In some studies risk-reduction counseling sessions are done with couples rather than individuals. This approach seems to work best for people who are at risk of becoming HIV infected through heterosexual transmission such as discordant couples, where only one partner is infected. Many women are still at risk of HIV infection in marriage, and for them risk-reduction counseling can be more effective if it addresses some of the power struggles or violence that occurs in the home.
The counselor should try to create an environment that allows volunteers to be comfortable discussing their personal behaviors. Risk-reduction counseling sessions require counselors to dedicate large amounts of time and effort as many participants may initially be unwilling to discuss details about their sexual activities with strangers. But the more information the volunteers provide, the more likely their risk-reduction plan will be successful. One way counselors can put volunteers at ease is to use supportive verbal and body language. They should also remain objective and avoid judging the volunteer.

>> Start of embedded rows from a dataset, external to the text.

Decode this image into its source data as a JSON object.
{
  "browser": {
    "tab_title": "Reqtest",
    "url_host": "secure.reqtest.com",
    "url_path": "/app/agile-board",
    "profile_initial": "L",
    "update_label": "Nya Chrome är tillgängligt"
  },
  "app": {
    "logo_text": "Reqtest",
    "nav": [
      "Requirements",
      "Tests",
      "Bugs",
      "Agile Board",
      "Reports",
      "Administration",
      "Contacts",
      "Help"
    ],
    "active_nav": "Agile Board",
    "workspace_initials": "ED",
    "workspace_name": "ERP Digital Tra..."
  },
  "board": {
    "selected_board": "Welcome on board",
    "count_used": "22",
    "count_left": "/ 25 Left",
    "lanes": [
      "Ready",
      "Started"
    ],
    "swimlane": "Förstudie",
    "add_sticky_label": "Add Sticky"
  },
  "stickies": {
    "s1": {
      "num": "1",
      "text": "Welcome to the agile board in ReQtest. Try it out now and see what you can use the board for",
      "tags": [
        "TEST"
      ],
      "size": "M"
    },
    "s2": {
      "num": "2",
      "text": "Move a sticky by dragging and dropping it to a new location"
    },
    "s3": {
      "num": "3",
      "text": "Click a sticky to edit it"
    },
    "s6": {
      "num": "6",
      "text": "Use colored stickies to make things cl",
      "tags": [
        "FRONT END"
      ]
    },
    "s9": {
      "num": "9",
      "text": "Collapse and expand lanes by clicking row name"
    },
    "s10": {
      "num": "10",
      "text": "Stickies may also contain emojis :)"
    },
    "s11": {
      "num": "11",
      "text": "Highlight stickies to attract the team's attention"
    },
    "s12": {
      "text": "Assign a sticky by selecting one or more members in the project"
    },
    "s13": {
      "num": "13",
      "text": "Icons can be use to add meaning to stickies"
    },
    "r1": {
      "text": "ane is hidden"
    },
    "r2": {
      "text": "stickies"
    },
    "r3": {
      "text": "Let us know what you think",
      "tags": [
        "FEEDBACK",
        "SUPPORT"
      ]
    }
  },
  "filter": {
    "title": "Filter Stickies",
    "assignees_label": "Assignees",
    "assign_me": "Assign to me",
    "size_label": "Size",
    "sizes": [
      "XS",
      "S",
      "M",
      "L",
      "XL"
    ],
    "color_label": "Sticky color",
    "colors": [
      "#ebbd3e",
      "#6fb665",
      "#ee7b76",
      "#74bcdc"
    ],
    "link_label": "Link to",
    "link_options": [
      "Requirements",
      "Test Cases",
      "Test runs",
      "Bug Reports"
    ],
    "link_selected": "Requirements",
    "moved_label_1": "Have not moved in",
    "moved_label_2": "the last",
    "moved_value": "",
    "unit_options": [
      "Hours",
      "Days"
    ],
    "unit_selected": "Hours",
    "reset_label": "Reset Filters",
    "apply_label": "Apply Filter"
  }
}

Does risk-reduction counseling work?
Several clinical trials in the US have shown that individual risk-reduction counseling sessions are effective in getting people to change their behaviors and reduce their risk. But little is known about how these results translate to other cultures.
Only one efficacy trial of a preventive AIDS vaccine candidate has been completed to date. During this trial volunteers in Thailand and the US were provided with risk-reduction counseling every 3 months for the first two years and then every 6 months for the final year. Researchers have heavily studied the risk behaviors of these participants over the course of the trial and their reasons for volunteering. In some cases the risk behaviors of the volunteers actually declined among both the vaccine and placebo groups, leading to a lower incidence of HIV infection than anticipated for the study period. This is one way a vaccine trial can benefit a community even if the candidate is found ineffective. Researchers also found that several people reported joining this trial specifically to learn about reducing their risk behaviors. This observation further supports the need for intensive risk-reduction counseling in the context of AIDS vaccine trials.